In the field of electric vehicles, GaN and SiC technologies complement each other and cover different voltage ranges. GaN devices are suitable for tens of volts to hundreds of volts, and in medium- and low-voltage applications (less than 1200V); their switching loss is three times less than SiC in 650V application. SiC is more applicable to high voltages (several thousand volts). Currently, the application of SiC devices in a 650V environment is mostly to enable 1200V or higher voltage in electric vehicles.
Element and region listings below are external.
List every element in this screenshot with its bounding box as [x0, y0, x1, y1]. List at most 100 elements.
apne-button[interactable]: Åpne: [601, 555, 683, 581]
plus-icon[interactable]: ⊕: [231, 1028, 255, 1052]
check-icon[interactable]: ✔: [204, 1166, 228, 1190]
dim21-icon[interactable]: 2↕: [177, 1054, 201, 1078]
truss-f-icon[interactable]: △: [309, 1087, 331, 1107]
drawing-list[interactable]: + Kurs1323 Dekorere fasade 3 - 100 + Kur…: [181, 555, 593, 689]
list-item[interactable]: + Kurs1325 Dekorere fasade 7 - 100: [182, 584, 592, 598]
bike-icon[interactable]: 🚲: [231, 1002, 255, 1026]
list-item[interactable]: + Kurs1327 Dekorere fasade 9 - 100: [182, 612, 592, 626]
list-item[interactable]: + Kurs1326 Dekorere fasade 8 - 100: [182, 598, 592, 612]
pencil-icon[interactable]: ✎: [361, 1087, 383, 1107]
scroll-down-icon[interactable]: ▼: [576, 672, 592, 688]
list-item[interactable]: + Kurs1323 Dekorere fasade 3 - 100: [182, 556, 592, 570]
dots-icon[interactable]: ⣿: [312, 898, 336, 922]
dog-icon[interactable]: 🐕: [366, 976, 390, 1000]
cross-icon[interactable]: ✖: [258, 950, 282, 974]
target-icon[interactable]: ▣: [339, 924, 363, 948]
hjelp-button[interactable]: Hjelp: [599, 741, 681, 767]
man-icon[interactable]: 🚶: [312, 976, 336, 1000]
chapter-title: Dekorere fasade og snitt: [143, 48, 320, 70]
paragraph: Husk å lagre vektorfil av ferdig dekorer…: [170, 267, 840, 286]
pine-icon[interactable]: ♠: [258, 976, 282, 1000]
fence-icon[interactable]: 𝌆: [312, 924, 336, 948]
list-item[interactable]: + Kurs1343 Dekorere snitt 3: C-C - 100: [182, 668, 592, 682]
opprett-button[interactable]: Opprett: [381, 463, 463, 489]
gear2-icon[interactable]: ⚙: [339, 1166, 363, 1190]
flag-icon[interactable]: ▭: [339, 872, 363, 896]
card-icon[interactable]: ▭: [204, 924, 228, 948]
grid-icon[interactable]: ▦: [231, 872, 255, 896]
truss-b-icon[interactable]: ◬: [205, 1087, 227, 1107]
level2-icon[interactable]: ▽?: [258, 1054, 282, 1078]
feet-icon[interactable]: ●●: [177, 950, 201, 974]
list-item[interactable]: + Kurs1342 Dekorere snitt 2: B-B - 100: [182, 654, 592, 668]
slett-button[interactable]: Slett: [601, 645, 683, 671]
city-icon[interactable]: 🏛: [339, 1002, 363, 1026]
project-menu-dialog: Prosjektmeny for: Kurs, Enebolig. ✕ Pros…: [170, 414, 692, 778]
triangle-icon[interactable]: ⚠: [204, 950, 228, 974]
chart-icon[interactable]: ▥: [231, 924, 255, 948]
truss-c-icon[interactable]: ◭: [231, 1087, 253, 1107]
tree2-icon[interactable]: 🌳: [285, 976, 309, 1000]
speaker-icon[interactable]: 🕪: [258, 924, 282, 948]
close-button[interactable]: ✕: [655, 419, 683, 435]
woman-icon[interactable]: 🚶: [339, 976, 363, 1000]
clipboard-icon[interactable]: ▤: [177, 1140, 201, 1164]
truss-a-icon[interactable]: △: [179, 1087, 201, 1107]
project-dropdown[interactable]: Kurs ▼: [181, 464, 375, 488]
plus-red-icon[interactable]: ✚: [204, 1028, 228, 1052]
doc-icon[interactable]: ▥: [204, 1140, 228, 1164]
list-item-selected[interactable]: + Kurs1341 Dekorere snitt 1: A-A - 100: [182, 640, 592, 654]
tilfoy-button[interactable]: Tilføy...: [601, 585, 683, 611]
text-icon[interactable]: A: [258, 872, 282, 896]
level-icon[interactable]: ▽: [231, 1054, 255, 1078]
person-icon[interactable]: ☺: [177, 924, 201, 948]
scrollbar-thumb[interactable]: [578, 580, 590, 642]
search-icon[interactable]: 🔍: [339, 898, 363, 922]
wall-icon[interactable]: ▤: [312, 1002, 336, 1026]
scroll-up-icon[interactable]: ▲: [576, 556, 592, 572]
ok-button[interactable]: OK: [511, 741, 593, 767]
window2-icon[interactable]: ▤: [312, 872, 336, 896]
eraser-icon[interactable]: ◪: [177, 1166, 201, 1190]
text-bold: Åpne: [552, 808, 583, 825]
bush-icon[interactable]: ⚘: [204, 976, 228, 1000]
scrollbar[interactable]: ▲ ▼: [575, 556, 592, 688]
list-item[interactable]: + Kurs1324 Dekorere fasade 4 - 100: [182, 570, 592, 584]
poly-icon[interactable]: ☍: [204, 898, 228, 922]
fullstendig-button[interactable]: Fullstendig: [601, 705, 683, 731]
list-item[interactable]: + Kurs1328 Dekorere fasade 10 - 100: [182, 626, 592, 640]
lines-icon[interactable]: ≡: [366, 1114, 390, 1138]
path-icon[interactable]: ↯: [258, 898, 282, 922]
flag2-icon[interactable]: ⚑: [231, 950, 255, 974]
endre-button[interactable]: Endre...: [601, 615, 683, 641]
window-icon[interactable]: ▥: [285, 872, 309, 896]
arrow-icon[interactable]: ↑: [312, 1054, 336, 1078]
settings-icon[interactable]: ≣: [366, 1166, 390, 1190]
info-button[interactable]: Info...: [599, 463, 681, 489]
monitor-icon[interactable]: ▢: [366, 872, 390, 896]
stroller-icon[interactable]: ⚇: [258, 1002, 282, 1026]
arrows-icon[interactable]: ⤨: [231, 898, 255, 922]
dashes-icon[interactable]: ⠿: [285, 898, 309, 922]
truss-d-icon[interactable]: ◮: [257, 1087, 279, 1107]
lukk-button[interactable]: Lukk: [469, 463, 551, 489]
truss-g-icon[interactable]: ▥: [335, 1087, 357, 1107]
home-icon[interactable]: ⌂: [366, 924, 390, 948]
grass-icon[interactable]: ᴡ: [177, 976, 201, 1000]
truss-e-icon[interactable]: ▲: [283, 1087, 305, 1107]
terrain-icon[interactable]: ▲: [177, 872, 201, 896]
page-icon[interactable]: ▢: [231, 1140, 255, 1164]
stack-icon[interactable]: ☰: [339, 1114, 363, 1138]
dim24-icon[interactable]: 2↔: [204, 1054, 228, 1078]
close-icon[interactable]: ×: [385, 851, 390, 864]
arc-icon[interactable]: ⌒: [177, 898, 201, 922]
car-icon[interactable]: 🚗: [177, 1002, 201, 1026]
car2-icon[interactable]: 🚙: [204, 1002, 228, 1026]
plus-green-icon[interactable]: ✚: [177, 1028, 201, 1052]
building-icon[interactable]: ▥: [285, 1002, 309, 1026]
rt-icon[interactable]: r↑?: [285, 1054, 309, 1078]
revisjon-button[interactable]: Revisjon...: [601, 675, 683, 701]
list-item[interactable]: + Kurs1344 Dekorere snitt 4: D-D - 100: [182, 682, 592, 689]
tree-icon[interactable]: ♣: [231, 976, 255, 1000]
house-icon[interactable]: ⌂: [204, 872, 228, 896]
China still has a big gap with foreign counterparts in development of Ga2O3, and has yet to achieve mass production
By virtue of having a large energy bandgap, high breakdown field strength and strong radiation resistance, gallium oxide (Ga2O3) is expected to dominate in the field of power electronics in the future. Compared with common wide-bandgap SiC/GaN semiconductors, Ga2O3 boasts a higher Baliga figure-of-merit and lower expected growth cost, and has more potential in application to high-voltage, high-power, high-efficiency and small-size electronic devices.
In policy’s term, China is also paying ever more attention to Ga2O3. As early as 2018, China began exploring and studying ultra-wide-bandgap semiconductor materials including Ga2O3, diamond and boron nitride. In 2022, China’s Ministry of Science and Technology brought Ga2O3 into the National Key R&D Program during the ‘14th Five-Year Plan’ period.
On 12 August 2022, the US Department of Commerce’s Bureau of Industry and Security (BIS) issued an interim final rule that establishes new export controls on four technologies that meet the criteria for emerging and foundational technologies, including: gate-all-around (GAA) technology, electronic design automation (EDA) software, pressure gain combustion (PGC) technology, and the two ultra-wide-bandgap semiconductor substrates, gallium oxide and diamond. The two export controls came into effect on 15 August. Ga2O3 has drawn more attention from the global scientific research and industrial circles.
Although gallium oxide is still at the initial stage of R&D, China has made several breakthroughs within 15 months since the start of 2022. Its gallium oxide preparation technologies — from 2-inches to 6-inches in 2022, and then to 8-inches most recently — are maturing. Chinese Ga2O3 material research units include: China Electronics Technology Group Corporation No.46 Research Institute (CETC46), Evolusia Semiconductor, Shanghai Institute of Optics and Fine Mechanics (SIOM), Gallium Family Technology, Beijing MIG Semiconductor, and Fujia Gallium Industry; listed companies like Xinhu Zhongbao, Sinopack Electronic Technology, Jiangsu Nata Opto-Electronic Material and San’an Optoelectronics; as well as dozens of colleges and universities.